After class, a swirling retinue of about ten cameramen, technicians, and professional interrogators descended on Munyakazi, a broad-faced middle-aged man with an accented, lilting voice. The professor, who had been given little notice, was stunned and refused to talk on camera. After some time, two members of the faculty who knew Munyakazi, a philosophy professor and the director of the school's peace-studies program, joined the standoff, which only heightened the tension. The professors angrily challenged the Rwandan prosecutor. "They kept talking about 'competing narratives' of the genocide," Ciralsky [a producer of the show] says. "Which really could be considered code for denying the genocide."

What was happening was a collision of two different worldviews: the investigative mindset of journalists and prosecutors, with its normative emphasis on evidence, guilt, and verdicts; and the academic mode of inquiry, which is more discursive and wary of definitive judgments. The disdain between the two sides was mutual.

Anyone who closely follows human rights and/or development will know that questions about the commonly accepted narrative of Rwandan genocide have existed for many years. Mamdani has questioned the extent to which there was a clear delination between Hutu and Tutsi ethnicities. More recently, Scott Strauss has debunked the idea that Radio Mille-Collines was a driving force behind the killings. As Rice notes, Des Forges and others were vocal critics of Paul Kagme and the RPF.

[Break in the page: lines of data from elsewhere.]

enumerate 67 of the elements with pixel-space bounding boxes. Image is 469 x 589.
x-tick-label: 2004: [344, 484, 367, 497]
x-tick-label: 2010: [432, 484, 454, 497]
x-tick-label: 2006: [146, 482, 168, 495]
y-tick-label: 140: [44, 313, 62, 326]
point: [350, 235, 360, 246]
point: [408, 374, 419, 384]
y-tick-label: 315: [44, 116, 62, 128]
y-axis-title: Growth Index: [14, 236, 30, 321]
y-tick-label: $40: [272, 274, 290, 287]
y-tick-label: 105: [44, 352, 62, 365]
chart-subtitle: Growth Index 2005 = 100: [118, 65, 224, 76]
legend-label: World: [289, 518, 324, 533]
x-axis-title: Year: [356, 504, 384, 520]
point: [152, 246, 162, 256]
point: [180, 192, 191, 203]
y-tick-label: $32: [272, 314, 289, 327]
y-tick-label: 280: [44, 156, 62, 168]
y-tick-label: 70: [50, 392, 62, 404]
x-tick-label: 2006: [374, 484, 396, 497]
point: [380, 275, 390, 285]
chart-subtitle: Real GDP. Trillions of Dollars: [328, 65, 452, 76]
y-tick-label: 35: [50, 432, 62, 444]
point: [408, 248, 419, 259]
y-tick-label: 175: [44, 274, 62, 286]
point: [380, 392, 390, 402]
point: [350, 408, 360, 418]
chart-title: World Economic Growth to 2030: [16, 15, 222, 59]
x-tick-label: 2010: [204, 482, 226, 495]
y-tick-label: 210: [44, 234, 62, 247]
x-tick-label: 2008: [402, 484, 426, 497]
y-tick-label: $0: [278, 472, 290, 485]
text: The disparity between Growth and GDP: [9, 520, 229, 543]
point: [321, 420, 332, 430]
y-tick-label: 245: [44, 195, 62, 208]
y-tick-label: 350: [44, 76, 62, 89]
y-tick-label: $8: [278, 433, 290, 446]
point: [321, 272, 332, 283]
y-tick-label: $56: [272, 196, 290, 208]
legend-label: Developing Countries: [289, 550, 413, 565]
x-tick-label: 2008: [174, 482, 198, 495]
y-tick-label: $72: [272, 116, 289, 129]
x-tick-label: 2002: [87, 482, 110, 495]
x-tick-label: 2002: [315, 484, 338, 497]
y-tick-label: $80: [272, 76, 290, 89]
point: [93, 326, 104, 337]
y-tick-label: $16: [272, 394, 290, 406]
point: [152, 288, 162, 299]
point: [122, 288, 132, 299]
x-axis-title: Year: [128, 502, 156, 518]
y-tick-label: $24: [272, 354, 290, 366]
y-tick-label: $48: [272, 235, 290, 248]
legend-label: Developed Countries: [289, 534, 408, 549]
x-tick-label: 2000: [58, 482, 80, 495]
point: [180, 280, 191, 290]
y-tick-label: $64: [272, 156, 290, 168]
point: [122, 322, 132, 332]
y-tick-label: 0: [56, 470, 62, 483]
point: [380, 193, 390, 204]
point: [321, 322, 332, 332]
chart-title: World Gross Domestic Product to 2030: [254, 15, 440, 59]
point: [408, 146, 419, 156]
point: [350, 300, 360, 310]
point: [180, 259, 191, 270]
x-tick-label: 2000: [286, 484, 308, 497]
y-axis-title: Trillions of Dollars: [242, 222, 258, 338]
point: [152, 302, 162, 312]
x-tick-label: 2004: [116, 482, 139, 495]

There is a certain odious aura around genocide deniers, people who refuse to believe that slaughter happened. But this is not what Munyakazi is. He is a man asking us, imploring us, to dig a little deeper, to ask tough questions. The victims of genocide deserve justice, yes, but they also deserve the truth. It may not be something they will ever get. And is certainly something an hour long television episode will never give them.